Suspeita de fraude trava obra de UBS em Japeri, na Baixada Fluminense

A obra deveria ter sido entregue em dezembro de 2024; Contrato de construção da UBS foi assinado na gestão de Fernanda Ontiveros/Reprodução
MPRJ e Polícia Civil investigam desvios em licitação da construção abandonada no bairro São Jorge. Ministério da Saúde informou que a obra da unidade consta como concluída nos sistemas da pasta
A construção de uma Unidade Básica de Saúde (UBS) no bairro São Jorge, em Japeri, na Baixada Fluminense, virou alvo de uma investigação do Ministério Público do Rio e da Polícia Civil que apura suspeitas de fraude em licitações no município.
A obra deveria ter sido entregue em dezembro de 2024, mas, até agora, apenas tapumes cercam o terreno onde a unidade seria construída.
De acordo com reportagem do RJ2, da TV Globo, o contrato foi assinado em abril de 2024 entre a Prefeitura de Japeri e a empresa Construflex, vencedora da licitação. No mesmo ano, o Ministério da Saúde aprovou o envio de R$ 1,5 milhão para a construção da UBS.
Ao longo da execução, três aditivos foram assinados e o orçamento aumentou em cerca de R$ 200 mil. Mesmo assim, a unidade ainda não começou a funcionar.
Moradores reclamam da precariedade na saúde
“Aqui é bem precária a saúde”, afirmou a dona de casa Stefany Barbosa. Ela também disse que há demora nos atendimentos e que, muitas vezes, os pacientes precisam procurar outras unidades.
A UBS prevista para o bairro São Jorge terá seis consultórios médicos, sala de acolhimento, vacinação e consultório odontológico.

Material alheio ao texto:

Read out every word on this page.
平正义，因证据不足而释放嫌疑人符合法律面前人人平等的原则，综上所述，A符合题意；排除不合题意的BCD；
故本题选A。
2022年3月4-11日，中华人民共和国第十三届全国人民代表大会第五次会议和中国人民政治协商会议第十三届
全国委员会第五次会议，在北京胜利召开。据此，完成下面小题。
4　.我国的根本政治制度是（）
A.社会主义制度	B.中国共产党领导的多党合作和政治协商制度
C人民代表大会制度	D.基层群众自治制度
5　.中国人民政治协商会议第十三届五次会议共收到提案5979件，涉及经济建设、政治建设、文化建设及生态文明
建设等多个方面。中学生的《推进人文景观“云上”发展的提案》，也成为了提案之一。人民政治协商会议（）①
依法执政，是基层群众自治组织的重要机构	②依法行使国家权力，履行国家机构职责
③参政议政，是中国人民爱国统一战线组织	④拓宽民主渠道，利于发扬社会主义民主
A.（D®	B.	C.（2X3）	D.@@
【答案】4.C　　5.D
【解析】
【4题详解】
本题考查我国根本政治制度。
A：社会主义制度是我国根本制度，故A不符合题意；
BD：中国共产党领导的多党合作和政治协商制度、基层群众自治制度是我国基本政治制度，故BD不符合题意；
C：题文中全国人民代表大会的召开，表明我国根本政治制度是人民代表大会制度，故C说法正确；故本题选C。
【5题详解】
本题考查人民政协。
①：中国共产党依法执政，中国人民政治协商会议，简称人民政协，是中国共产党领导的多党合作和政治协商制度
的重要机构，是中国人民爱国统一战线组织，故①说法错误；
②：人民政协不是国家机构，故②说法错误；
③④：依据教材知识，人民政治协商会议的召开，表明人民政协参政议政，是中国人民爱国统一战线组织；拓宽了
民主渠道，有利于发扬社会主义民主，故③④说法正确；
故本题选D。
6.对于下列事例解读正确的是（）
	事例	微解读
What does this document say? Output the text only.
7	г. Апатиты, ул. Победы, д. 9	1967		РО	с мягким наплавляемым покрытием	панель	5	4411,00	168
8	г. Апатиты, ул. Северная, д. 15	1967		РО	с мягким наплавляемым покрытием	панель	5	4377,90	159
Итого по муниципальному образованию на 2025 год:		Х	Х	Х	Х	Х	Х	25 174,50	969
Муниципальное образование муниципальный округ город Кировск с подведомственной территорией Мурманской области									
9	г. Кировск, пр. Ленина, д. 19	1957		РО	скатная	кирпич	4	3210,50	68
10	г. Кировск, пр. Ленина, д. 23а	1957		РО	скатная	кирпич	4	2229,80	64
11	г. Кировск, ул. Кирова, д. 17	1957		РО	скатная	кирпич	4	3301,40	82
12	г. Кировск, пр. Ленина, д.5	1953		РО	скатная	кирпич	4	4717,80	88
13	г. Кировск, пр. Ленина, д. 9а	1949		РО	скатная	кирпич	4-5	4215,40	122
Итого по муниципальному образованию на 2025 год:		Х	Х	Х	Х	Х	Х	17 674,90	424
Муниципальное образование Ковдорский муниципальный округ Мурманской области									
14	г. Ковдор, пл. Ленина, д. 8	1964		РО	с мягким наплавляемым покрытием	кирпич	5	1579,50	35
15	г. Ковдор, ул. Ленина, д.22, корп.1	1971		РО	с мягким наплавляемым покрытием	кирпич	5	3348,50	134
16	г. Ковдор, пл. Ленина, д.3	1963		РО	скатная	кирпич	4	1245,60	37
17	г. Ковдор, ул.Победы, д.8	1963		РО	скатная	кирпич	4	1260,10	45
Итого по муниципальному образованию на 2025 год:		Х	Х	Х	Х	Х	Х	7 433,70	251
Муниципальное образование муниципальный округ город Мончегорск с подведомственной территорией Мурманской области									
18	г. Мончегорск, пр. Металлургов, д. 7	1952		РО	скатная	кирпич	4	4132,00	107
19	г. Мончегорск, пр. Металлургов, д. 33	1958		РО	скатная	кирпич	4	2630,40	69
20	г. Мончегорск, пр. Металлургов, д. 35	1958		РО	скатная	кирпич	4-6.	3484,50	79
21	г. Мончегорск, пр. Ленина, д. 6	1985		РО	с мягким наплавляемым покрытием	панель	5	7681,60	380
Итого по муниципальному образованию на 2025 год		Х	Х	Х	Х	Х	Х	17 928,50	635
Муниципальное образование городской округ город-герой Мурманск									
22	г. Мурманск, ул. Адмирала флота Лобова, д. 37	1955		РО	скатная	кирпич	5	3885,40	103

O Ministério da Saúde informou que a obra da unidade de saúde consta como concluída nos sistemas da pasta. Afirmou também que o município tem prazo até dezembro de 2026 para que a unidade esteja em funcionamento e atendendo à população.
Investigações apontam irregularidades
Mas o atraso não é o único problema envolvendo a obra. O RJ2 teve acesso a uma investigação conjunta da Polícia Civil e do Ministério Público Estadual que aponta indícios de fraudes em licitações para favorecer a Construflex.
Segundo a investigação, o representante legal da empresa é o contador Jeziel Garcia. Os investigadores afirmam que ele já teria atuado como contador pessoal da prefeita de Japeri, Fernanda Ontiveros, do PT.
Desde 2021, quando Fernanda Ontiveros assumiu a prefeitura, a Construflex venceu seis contratos com o município, que somam mais de R$ 14 milhões.
Para vencer a licitação da UBS no bairro São Jorge, a empresa apresentou proposta cerca de 34% abaixo do valor de referência do contrato. Uma das concorrentes questionou o valor, alegando que a obra seria inexequível.
De acordo com a investigação, a planilha de composição de preços apresentada pela Construflex para responder ao questionamento estava ilegível.
Empresa investigada
A empresa também é investigada em outras licitações vencidas no município. Segundo a Polícia Civil, Jeziel Garcia controlava outras empresas que supostamente participavam das disputas como concorrentes da Construflex, o que ajudaria a garantir a vitória da empresa.
A investigação aponta ainda que laudos periciais do Instituto de Criminalística Carlos Éboli concluíram que assinaturas de dois servidores foram falsificadas na ata que declarou a Construflex vencedora em uma licitação para manutenção de prédios da Secretaria Municipal de Educação.